Co to w ogóle za tekst o starych kobietach wyglądających młodo? Nic nie gwarantuje zdrowego potomstwa, znam 40 latki mające zdrowe dzieci i parę 22 latków którym urodziło się dziecko z zespołem downa, a raczej trzeba o siebie dbać, dobrze wyglądać i dobrze się czuć... Poza tym panowie... was to tez dotyczy, wiec w pewnym wieku należałoby wg tej definicji zapomnieć o tacierzyństwie
A i owszem.Taki 72 latek udający "mlodzienca" jest po prostu śmieszny w roli ojca.Nie dość, że nie zdąży wychować dziecka ,a i nie ma pewności czy dziecko jest jego.Chcac być ""bardzo meskim" przyjmuje bez mrugnięcia okiem ,iż jest to jego dziecko.Dumny młody -stary ojciec,a niejednokrotnie nawet oblubieniec !!!
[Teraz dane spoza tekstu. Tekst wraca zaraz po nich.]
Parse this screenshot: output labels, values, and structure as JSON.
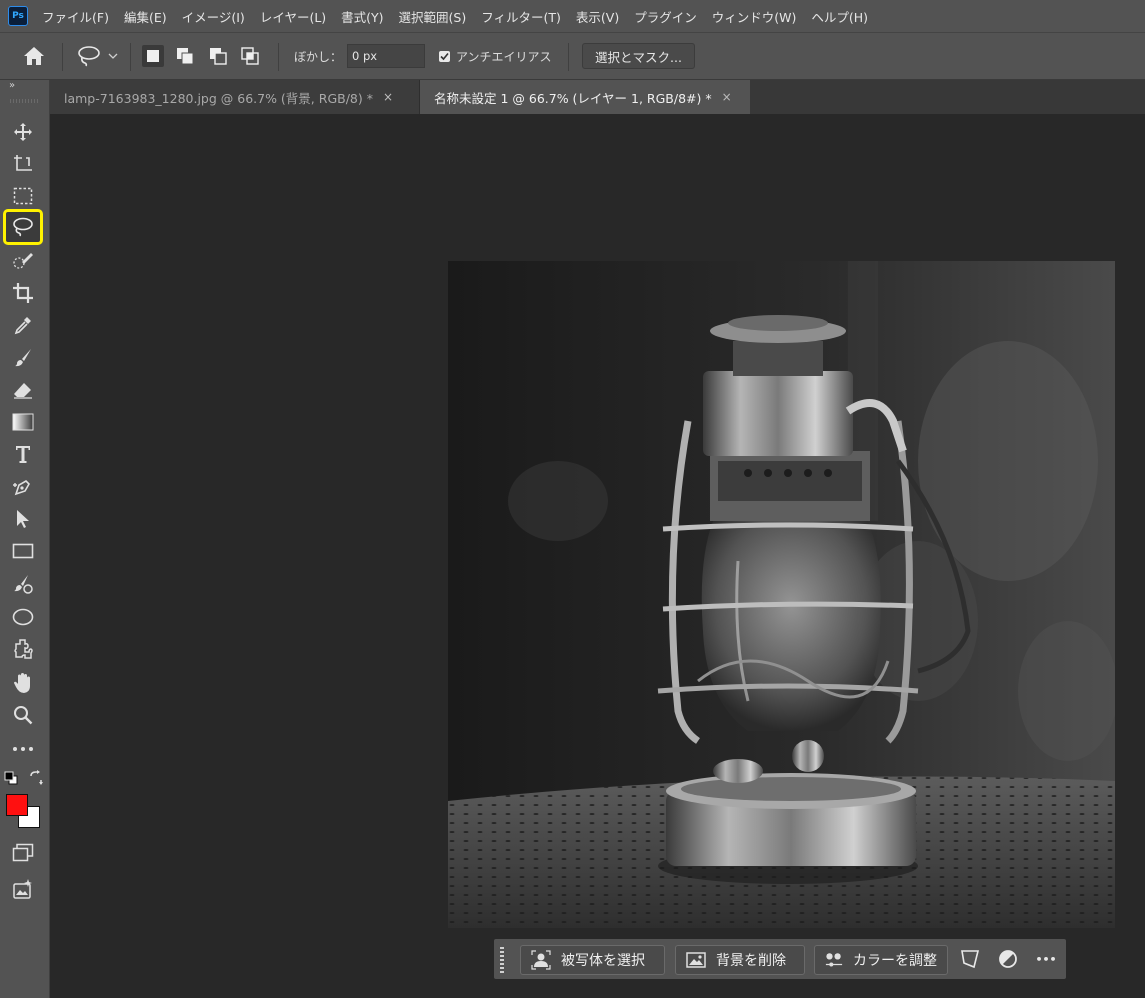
{
  "app": {
    "logo_text": "Ps"
  },
  "menu": {
    "items": [
      "ファイル(F)",
      "編集(E)",
      "イメージ(I)",
      "レイヤー(L)",
      "書式(Y)",
      "選択範囲(S)",
      "フィルター(T)",
      "表示(V)",
      "プラグイン",
      "ウィンドウ(W)",
      "ヘルプ(H)"
    ]
  },
  "options": {
    "feather_label": "ぼかし：",
    "feather_value": "0 px",
    "antialias_label": "アンチエイリアス",
    "antialias_checked": true,
    "select_mask_label": "選択とマスク..."
  },
  "toolbar": {
    "collapse_glyph": "»",
    "active_tool": "lasso",
    "foreground_color": "#ff1010",
    "background_color": "#ffffff",
    "highlight_color": "#fff200"
  },
  "tabs": [
    {
      "label": "lamp-7163983_1280.jpg @ 66.7% (背景, RGB/8) *",
      "active": false
    },
    {
      "label": "名称未設定 1 @ 66.7% (レイヤー 1, RGB/8#) *",
      "active": true
    }
  ],
  "tab_close_glyph": "×",
  "contextual_bar": {
    "select_subject_label": "被写体を選択",
    "remove_background_label": "背景を削除",
    "adjust_color_label": "カラーを調整",
    "more_glyph": "•••"
  }
}
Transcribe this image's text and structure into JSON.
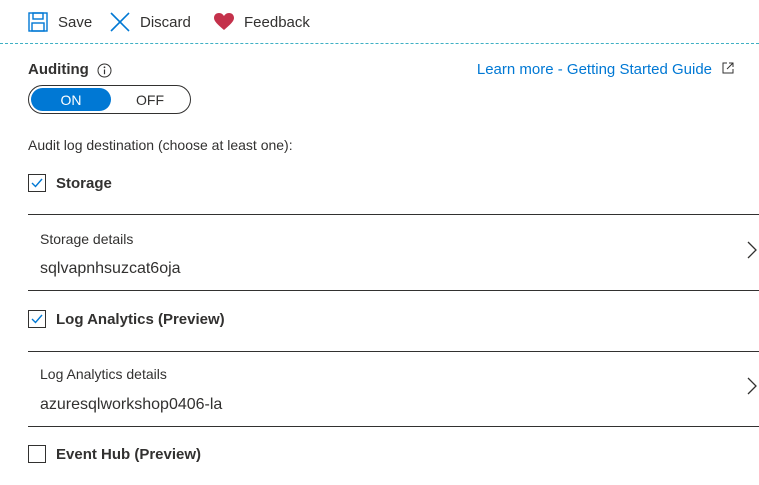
{
  "toolbar": {
    "save_label": "Save",
    "discard_label": "Discard",
    "feedback_label": "Feedback"
  },
  "auditing": {
    "label": "Auditing",
    "toggle_on": "ON",
    "toggle_off": "OFF",
    "state": "ON"
  },
  "learn_more": "Learn more - Getting Started Guide",
  "destination": {
    "label": "Audit log destination (choose at least one):",
    "storage": {
      "label": "Storage",
      "checked": true,
      "details_title": "Storage details",
      "details_value": "sqlvapnhsuzcat6oja"
    },
    "log_analytics": {
      "label": "Log Analytics (Preview)",
      "checked": true,
      "details_title": "Log Analytics details",
      "details_value": "azuresqlworkshop0406-la"
    },
    "event_hub": {
      "label": "Event Hub (Preview)",
      "checked": false
    }
  },
  "colors": {
    "accent": "#0078d4",
    "heart": "#c4314b",
    "divider": "#3fb0c4",
    "text": "#323130"
  }
}
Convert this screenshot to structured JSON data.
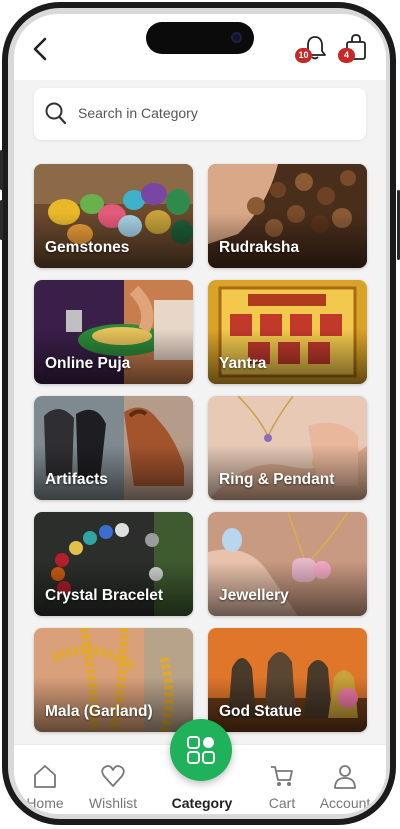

Niestety nie oszukukamy też biologii, kobieta po 40 tce może urodzić i nawet w miarę zdrowe dziecko, ale szanse na to są małe w porównaniu z kobietą młodą. U panów płodnośc jest wydłużona znacznie, choć nie w nieskończoność.
Teoria.
A życie pisze bardzo rozne scenatiusze np. choroby w rodzinie.